On paper, the rules of digital hygiene are well known: a strong password, changed if necessary, stored in a digital safe and obviously not kept on a post-it. But if Apple, Google and Microsoft have just announced their intention to put an end to the password by replacing it with authentication via your smartphone, it’s because very often it doesn’t work. With consequences that can go very far, evidenced by a criminal case which has just been judged by the 12th correctional chamber of the Paris judicial court, this Monday, May 9.

Initially, it is a relatively banal conflict between a management and one of its employees. This medium-sized Ile-de-France association working in the social sector is suing its former financial accountant. He is suspected of having hacked the CEO’s mailbox in June 2021. For the complainants, it is espionage motivated by “jealousy, for a story of bonuses”, indicates Aurélien Wulveryck, the association’s lawyer. A case which, he adds, was also pleaded on another aspect to the industrial tribunal.

baroque password management

But this simple affair has been singularly confused by the baroque management of passwords. This also aroused the incomprehension of the magistrates, who made a very measured decision. The defendant was thus cleared of the charges of hacking the messaging system and breaching the secrecy of correspondence only to be sentenced to a suspended fine of 1,000 euros for an access attempt, the only offense in the scope of the proceedings.

What are these errors? The first is size. According to the general manager of the association, the IT service provider suggested, during a migration carried out two years ago to the office 365 suite, to send by email the identifiers and passwords of the directors of the structure to the manager accounting. It is then up to him to print the email to store it in the physical safe located in his office.

“We don’t really see the point”, was surprised an assessor magistrate, brandishing a sheet, visibly the paper impression of the message. “It was so as not to drag it out: it is clear that the computer specialist should have sent me his lists”, agrees the general manager. “It is also shocking that the management has the passwords of the employees”, then reacts President Rouaud. If you are afraid of losing data by misplacing your password, it is better to store it in a digital safe.

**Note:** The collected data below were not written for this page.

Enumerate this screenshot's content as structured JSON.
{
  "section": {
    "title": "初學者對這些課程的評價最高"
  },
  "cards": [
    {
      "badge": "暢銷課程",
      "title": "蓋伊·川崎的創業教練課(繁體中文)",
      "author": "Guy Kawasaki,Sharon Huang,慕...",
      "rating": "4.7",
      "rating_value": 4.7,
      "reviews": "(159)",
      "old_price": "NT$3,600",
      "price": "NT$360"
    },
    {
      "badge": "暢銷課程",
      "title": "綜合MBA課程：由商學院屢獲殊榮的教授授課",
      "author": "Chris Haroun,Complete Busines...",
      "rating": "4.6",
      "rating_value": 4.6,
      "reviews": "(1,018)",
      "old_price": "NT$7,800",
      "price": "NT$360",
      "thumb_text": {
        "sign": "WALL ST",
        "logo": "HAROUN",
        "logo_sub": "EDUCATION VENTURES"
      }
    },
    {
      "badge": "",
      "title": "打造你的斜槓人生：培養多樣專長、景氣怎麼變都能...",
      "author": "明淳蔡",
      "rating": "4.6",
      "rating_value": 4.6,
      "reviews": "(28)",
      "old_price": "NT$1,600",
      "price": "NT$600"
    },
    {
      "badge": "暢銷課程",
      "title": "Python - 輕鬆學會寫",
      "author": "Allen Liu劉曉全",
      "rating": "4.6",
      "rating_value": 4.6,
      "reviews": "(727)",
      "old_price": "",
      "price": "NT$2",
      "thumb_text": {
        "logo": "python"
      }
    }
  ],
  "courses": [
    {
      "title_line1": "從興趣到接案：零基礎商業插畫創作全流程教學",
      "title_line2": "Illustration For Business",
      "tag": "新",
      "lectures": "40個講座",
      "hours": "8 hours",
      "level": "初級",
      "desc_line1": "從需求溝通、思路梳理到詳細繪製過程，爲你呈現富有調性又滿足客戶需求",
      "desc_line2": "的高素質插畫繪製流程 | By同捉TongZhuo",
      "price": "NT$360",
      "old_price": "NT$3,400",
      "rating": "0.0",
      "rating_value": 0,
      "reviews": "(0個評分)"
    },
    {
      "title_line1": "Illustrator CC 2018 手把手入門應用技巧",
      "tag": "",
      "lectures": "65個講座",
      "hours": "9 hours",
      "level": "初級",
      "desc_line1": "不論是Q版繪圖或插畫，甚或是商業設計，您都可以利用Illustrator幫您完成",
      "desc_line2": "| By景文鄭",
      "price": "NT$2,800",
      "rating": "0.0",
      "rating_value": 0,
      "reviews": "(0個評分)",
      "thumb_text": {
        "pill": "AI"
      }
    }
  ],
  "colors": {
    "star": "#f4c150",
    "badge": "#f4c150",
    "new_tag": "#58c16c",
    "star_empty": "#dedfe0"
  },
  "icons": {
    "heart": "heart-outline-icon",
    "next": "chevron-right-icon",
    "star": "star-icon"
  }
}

Sending by e-mail can be envisaged but it would then be necessary to encrypt the message.

Major misunderstanding

Anyway, the sending of the passwords was at least the source of a major misunderstanding. For the former accounting manager, this sending was indeed an access authorization. “The general manager knew I had them,” he recalls at the helm. Which explains why, when he was on sick leave, he connected with such ease to his superior’s email. He just wanted to know where a merger project was, he says at the helm. In audition, he had admitted an “unhealthy curiosity”. “He had no malicious intent,” insists his lawyer Jean-Baptiste Laplace. “But were you authorized to access this messaging service?” Asks one of the magistrates. “It was not forbidden,” he retorts.

This mismanagement of passwords was accentuated by problems with the organization of messaging. The association, for example, had to access the mailbox of a director, on sick leave, to follow up on an important grant file requested from the Île-de-France region. To compensate for possible absences, it is easier to create generic e-mail addresses, such as “management”, or for example “subsidy”, to avoid having to access an employee’s e-mail. “I had connected to other messaging services at the request of the general manager for the continuity of service”, observes the respondent.

The association finally fished on the nature of its passwords. As read in court, some were too simple, such as “rake” followed by a short list of numbers. Above all, it would have been necessary to change its password regularly. “We are not really geeks: I did not even know that we could change it”, summarizes the general manager. From now on, the association’s employees must mix upper and lower case letters and special characters in their passwords. And change them every six months.